O toque suave da brisa acariciava-lhe os cabelos loiros e cacheados que balançavam. A coroa de papel crivada de sonhos e a túnica de lençol de algodão estampado o tornavam o rei do mundo, e nesse mundo era sempre hora do recreio, e todas as crianças podiam brinca, e todas elas tinham lanche, e todas elas tinham pais, e todas eram felizes!
E quando eles amassavam sua coroa, desamarravam seu lençol, puxavam-lhe a orelha e o deixavam sem jantar, quando berravam com ele e o trancavam no quarto, ele sentava no canto da parede, encolhia as perninhas junto ao peito e as abraçava, como se estivesse abraçando a cintura fina da mãe.
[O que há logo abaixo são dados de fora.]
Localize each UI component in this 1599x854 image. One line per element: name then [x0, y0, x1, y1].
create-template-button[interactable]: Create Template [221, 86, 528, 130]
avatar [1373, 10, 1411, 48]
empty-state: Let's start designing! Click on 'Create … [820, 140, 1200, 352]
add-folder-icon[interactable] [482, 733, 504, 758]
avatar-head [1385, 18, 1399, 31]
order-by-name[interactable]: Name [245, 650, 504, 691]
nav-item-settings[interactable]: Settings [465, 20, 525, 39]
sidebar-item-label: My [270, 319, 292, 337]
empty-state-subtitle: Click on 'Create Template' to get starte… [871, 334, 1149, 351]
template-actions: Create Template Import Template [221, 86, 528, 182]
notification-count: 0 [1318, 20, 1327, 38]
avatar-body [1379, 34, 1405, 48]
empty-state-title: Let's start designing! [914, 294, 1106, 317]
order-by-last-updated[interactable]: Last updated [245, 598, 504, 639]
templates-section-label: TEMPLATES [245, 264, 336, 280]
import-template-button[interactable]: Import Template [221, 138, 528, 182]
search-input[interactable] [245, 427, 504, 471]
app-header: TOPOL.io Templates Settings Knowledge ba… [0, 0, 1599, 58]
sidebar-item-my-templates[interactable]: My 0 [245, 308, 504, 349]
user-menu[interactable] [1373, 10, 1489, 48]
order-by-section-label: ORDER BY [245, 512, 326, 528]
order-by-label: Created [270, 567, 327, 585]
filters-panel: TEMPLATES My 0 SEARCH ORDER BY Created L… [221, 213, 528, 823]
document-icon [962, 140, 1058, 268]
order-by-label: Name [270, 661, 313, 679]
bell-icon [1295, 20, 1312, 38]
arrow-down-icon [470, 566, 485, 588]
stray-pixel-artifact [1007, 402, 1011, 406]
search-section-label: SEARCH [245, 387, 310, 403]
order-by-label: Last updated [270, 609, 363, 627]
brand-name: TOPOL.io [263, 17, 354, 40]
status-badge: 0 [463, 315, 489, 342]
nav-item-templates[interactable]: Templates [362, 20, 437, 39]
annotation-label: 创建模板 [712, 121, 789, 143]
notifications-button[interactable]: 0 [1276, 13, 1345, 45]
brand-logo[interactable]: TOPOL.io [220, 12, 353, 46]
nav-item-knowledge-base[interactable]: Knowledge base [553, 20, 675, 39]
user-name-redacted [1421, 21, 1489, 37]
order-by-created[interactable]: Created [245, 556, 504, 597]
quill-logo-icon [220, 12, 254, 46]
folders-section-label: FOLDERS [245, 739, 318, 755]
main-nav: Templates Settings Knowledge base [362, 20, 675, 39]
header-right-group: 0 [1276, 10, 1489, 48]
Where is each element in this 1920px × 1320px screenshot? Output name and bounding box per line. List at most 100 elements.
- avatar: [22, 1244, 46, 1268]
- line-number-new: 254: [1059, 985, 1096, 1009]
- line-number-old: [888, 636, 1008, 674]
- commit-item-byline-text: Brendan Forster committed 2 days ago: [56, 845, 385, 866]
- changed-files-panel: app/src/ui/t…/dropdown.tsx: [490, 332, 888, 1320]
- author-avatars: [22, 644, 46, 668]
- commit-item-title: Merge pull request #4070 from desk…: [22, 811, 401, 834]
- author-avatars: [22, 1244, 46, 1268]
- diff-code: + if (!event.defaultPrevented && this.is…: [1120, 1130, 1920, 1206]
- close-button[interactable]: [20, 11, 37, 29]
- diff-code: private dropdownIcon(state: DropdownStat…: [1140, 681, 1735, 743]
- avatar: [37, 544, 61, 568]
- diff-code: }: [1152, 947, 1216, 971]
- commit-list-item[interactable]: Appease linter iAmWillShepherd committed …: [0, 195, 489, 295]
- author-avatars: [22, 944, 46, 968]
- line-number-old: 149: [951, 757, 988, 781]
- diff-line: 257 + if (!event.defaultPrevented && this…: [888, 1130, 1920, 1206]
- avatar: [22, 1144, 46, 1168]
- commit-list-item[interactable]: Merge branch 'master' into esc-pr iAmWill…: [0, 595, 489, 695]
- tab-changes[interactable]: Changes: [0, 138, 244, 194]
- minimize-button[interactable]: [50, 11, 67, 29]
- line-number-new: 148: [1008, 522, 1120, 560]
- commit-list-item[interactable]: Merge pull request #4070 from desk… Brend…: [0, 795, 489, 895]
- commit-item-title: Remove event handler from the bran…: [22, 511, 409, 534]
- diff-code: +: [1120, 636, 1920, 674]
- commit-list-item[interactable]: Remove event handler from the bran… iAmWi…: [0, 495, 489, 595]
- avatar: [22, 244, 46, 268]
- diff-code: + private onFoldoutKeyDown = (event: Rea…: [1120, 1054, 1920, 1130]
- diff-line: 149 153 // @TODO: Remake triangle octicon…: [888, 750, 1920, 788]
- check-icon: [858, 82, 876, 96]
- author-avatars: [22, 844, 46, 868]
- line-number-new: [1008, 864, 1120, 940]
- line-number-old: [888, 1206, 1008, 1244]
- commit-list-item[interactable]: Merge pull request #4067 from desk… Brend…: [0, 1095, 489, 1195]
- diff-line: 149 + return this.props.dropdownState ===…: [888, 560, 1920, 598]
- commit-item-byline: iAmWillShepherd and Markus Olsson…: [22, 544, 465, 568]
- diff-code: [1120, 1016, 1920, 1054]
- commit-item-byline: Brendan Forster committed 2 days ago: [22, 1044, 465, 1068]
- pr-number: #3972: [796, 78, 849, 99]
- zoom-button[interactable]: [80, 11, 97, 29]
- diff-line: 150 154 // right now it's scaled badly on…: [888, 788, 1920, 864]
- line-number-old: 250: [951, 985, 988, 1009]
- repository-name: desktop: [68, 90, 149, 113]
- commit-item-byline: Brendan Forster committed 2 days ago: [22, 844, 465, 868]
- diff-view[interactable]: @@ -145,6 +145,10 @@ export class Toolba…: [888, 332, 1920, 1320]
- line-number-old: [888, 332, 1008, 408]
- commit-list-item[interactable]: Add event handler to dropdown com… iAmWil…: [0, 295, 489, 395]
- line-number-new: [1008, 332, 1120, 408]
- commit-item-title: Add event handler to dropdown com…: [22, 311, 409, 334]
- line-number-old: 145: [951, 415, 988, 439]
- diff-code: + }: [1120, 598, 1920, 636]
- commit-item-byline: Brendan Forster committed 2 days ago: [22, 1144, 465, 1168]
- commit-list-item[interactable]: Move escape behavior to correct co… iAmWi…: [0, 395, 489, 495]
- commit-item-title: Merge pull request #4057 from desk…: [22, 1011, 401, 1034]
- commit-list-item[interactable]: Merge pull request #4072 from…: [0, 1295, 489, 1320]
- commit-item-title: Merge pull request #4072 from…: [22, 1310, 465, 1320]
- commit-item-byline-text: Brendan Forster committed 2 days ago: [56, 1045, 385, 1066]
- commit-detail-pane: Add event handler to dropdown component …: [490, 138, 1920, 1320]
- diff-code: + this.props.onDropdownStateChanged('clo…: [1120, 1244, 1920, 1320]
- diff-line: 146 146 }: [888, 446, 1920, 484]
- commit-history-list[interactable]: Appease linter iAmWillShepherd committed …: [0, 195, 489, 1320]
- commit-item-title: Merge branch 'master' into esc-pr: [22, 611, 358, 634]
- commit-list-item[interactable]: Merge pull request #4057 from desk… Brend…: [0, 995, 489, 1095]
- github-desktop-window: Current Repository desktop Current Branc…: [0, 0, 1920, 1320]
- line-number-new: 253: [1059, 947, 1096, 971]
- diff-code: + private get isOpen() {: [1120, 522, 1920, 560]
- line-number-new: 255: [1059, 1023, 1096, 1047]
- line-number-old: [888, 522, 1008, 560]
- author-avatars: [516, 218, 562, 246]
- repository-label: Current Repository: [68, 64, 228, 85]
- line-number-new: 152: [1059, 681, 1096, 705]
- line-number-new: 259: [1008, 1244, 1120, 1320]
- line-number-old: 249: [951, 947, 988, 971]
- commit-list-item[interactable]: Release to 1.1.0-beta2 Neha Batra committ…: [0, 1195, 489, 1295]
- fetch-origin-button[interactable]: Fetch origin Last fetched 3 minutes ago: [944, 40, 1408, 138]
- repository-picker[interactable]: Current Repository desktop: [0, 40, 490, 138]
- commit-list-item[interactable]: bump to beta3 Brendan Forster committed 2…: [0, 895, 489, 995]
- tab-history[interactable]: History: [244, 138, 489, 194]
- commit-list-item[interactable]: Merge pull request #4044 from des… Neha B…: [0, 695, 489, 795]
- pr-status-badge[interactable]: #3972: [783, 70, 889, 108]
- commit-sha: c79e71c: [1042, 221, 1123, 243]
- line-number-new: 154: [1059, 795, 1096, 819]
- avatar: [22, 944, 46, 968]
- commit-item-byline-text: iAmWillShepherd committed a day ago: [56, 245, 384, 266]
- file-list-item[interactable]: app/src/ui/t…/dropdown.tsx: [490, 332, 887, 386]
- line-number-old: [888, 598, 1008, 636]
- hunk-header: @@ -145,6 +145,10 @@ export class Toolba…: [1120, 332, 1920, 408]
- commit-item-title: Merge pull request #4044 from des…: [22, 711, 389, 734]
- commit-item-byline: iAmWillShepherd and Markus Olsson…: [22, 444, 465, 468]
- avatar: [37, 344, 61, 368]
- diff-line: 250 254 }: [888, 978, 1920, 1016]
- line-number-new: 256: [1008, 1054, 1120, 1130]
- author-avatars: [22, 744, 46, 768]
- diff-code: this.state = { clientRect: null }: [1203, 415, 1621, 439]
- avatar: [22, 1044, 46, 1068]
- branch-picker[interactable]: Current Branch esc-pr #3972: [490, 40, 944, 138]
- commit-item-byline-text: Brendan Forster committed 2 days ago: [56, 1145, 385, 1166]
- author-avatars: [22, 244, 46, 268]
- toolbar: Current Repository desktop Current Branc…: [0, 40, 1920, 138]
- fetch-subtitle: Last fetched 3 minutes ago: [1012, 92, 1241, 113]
E ele sonhava com o dia em que ela viria toma-lo pelo mão, conduzi-lo pela ruela coberta de folhas secas, dar-lhe um beijo na testa e desejar que tivesse um bom dia de aula.
Antes de chorar suas lágrimas puras e cristalinas, ele rezava ao Papai do Céu a oração do Santo Anjo que a mãe lhe ensinara e pedia que protegesse a eles para que um dia pudessem se reencontrar e ser felizes! Depois dormia, embalado na dor da solidão e na esperança que tomava conta de seu coração.
Pobre criança! A mãe nunca voltou para busca-lo e dar o tão sonhado beijo. Soube que ela virou prostituta numa grande cidade do sudeste. E quanto a ele? Cresceu sob essa pressão de não sonhar, meio a gritos e castigos, puxões de orelha e falta de jantar; fugiu de casa aos 15 anos, arrumou um emprego ruim, um barraco pobre e frio, não passou no vestibular. Casou com uma moça honesta, teve filhos, e não pôde dar a eles nem 1/3 do mixo que teve. Seu enterro foi simples, com poucas flores, poucas pessoas e poucas lágrimas.